Evelyn's contact stared back at him.

He didn't call.

Instead, he opened a secure channel and issued a single order.

"Withdraw all background influence. No contact. No interference."

The silence that followed was heavy.

He was choosing restraint again.

And it felt like carving out a piece of himself.

That evening, Evelyn stayed late—again.

She reviewed every document, every disclosure. She prepared a formal response addressing the allegations with precision and transparency.

When she finally shut down her computer, the office was dark.

Outside, the city hummed with life she didn't have time for.

Her phone buzzed.

A message—from her mother.

> Are you alright? I saw something online. Call me.

Evelyn closed her eyes.

Even her mother knew now.

She typed a quick response.

> I'm fine. Just busy.

She slipped her phone into her bag and headed for the elevator.

The ride down felt longer than usual.

When the doors opened, the garage was nearly empty.

She walked quickly to her car, senses alert—not afraid, but aware.

The engine turned over smoothly.

As she drove home, exhaustion finally seeped through her defenses.

Not weakness.

Weariness.

At a red light, she caught her reflection in the rearview mirror.

She looked… older.

Stronger, yes—but harder, too.

The light changed.

She drove on.

In his penthouse, Lucas stood at the window, the city spread beneath him like a battlefield he no longer commanded.

Reports lay untouched on the table.

All he could think about was her.

How she had looked the last time he saw her—calm, distant, untouchable.

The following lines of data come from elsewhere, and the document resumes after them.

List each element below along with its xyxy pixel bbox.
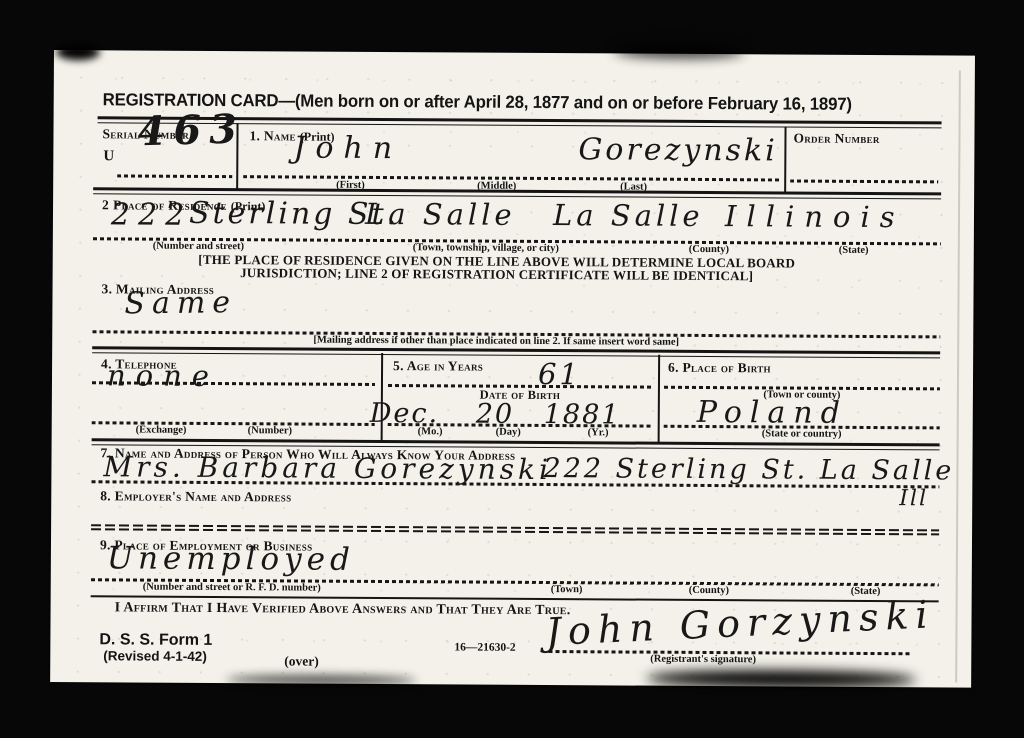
- residence-caption-state: (State): [839, 245, 869, 256]
- mailing-value: Same: [124, 288, 237, 319]
- scan-smudge-bottom-right: [646, 670, 916, 689]
- dob-caption-day: (Day): [496, 427, 521, 438]
- over-note: (over): [284, 653, 319, 669]
- contact-name-value: Mrs. Barbara Gorezynski: [103, 453, 552, 484]
- serial-number-value: 463: [137, 109, 246, 152]
- registration-card: REGISTRATION CARD—(Men born on or after …: [50, 50, 975, 688]
- serial-prefix: U: [103, 148, 114, 165]
- residence-caption-county: (County): [689, 244, 729, 255]
- form-number: D. S. S. Form 1: [99, 631, 212, 650]
- telephone-caption-exchange: (Exchange): [136, 425, 187, 436]
- birth-caption-state: (State or country): [664, 428, 940, 441]
- page-edge-line: [955, 71, 961, 683]
- dob-caption-year: (Yr.): [588, 427, 609, 438]
- residence-state-value: Illinois: [725, 202, 905, 232]
- employer-label: 8. Employer's Name and Address: [100, 488, 291, 505]
- employment-caption-town: (Town): [551, 584, 583, 595]
- print-code: 16—21630-2: [454, 641, 515, 653]
- serial-dotted-line: [117, 174, 232, 177]
- telephone-dotted-line-2: [92, 421, 375, 425]
- employment-caption-county: (County): [689, 585, 729, 596]
- scan-smudge-bottom-left: [226, 675, 416, 685]
- dob-caption-month: (Mo.): [418, 426, 443, 437]
- name-label-text: 1. Name: [249, 128, 295, 143]
- registrant-signature: John Gorzynski: [545, 595, 936, 651]
- residence-num: 2: [102, 197, 109, 212]
- contact-address-overflow: Ill: [899, 488, 928, 510]
- signature-caption: (Registrant's signature): [650, 654, 756, 666]
- name-last-value: Gorezynski: [578, 135, 778, 166]
- order-number-label: Order Number: [793, 131, 879, 148]
- telephone-value: none: [107, 361, 219, 391]
- age-label: 5. Age in Years: [393, 358, 483, 375]
- name-first-value: John: [293, 133, 402, 164]
- scan-background: { "colors": { "background": "#070707", "…: [0, 0, 1024, 738]
- scan-smudge-top-left: [56, 44, 100, 60]
- residence-county-value: La Salle: [553, 201, 704, 231]
- birth-label: 6. Place of Birth: [668, 360, 771, 377]
- telephone-caption-number: (Number): [248, 425, 292, 436]
- order-dotted-line: [790, 179, 938, 182]
- contact-address-value: 222 Sterling St. La Salle: [543, 455, 954, 485]
- employment-caption-street: (Number and street or R. F. D. number): [143, 582, 321, 594]
- residence-caption-street: (Number and street): [153, 241, 244, 253]
- affirmation-text: I Affirm That I Have Verified Above Answ…: [115, 600, 571, 619]
- employment-value: Unemployed: [107, 543, 355, 576]
- residence-town-value: La Salle: [365, 200, 516, 230]
- residence-number-value: 222: [111, 200, 192, 230]
- divider-age-birth: [658, 355, 661, 443]
- form-revision: (Revised 4-1-42): [103, 648, 207, 664]
- scan-smudge-top-middle: [614, 43, 744, 58]
- residence-caption-town: (Town, township, village, or city): [413, 242, 559, 254]
- divider-name-order: [784, 126, 786, 192]
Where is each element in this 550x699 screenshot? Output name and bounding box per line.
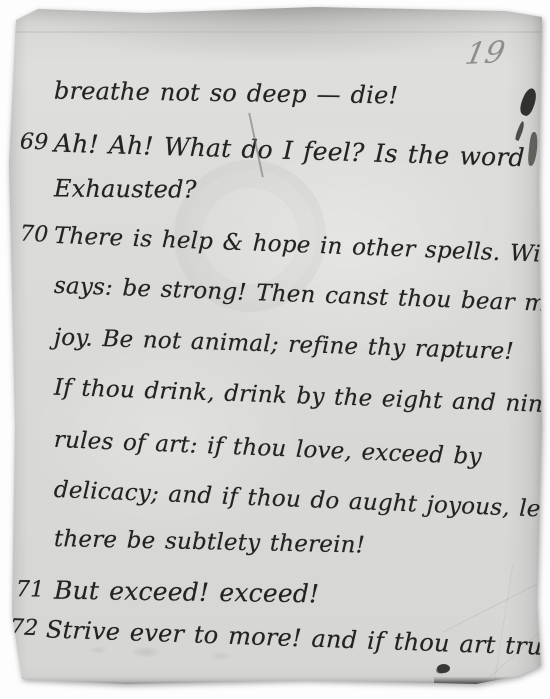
line-text: delicacy; and if thou do aught joyous, l…	[53, 474, 550, 526]
paper-crease-top	[6, 31, 544, 33]
line-text: says: be strong! Then canst thou bear mo…	[53, 270, 550, 321]
line-text: joy. Be not animal; refine thy rapture!	[53, 322, 514, 368]
scanned-manuscript: 19 breathe not so deep — die! 69 Ah! Ah!…	[0, 0, 550, 699]
verse-number: 72	[9, 612, 39, 645]
manuscript-line: 71 But exceed! exceed!	[6, 574, 544, 614]
line-text: Strive ever to more! and if thou art tru…	[45, 613, 550, 663]
verse-number: 70	[19, 219, 49, 252]
manuscript-line: 70 There is help & hope in other spells.…	[5, 218, 544, 271]
line-text: If thou drink, drink by the eight and ni…	[53, 372, 550, 422]
verse-number: 69	[19, 126, 48, 159]
manuscript-line: If thou drink, drink by the eight and ni…	[5, 370, 544, 421]
line-text: Ah! Ah! What do I feel? Is the word	[53, 128, 525, 175]
manuscript-line: 69 Ah! Ah! What do I feel? Is the word	[5, 126, 544, 175]
manuscript-page: 19 breathe not so deep — die! 69 Ah! Ah!…	[6, 4, 544, 686]
manuscript-line: Exhausted?	[6, 172, 544, 209]
line-text: there be subtlety therein!	[54, 523, 366, 562]
manuscript-line: delicacy; and if thou do aught joyous, l…	[5, 472, 544, 526]
paper-shadow-wrap: 19 breathe not so deep — die! 69 Ah! Ah!…	[0, 0, 550, 699]
line-text: Exhausted?	[54, 172, 197, 205]
line-text: There is help & hope in other spells. Wi…	[53, 220, 550, 273]
line-text: rules of art: if thou love, exceed by	[53, 424, 482, 473]
manuscript-line: says: be strong! Then canst thou bear mo…	[5, 268, 544, 320]
line-text: But exceed! exceed!	[54, 575, 320, 611]
manuscript-line: joy. Be not animal; refine thy rapture!	[5, 320, 544, 369]
ink-blot	[436, 663, 450, 674]
page-number: 19	[462, 35, 508, 72]
manuscript-line: there be subtlety therein!	[6, 522, 545, 565]
manuscript-line: rules of art: if thou love, exceed by	[5, 422, 544, 476]
verse-number: 71	[16, 574, 45, 606]
paper-edge-shadow	[434, 674, 544, 686]
manuscript-line: breathe not so deep — die!	[6, 74, 544, 114]
line-text: breathe not so deep — die!	[54, 75, 399, 112]
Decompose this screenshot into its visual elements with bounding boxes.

How she was fighting alone.

And how every instinct screamed at him to step in.

But he didn't.

He remembered her voice in the parking garage.

That's still my choice.

Lucas exhaled slowly.

For the first time, he understood something that shook him more than any loss of power.

Evelyn wasn't testing him.

She was teaching him.

And the lesson was brutal.

If he wanted a place in her life again—if he ever did—he would have to accept that loving her meant enduring helplessness.

Not as a punishment.

But as penance.

He turned away from the window, the city lights blurring slightly as an unfamiliar emotion settled in his chest.

Fear.

Not of losing her again.

But of realizing he might already have.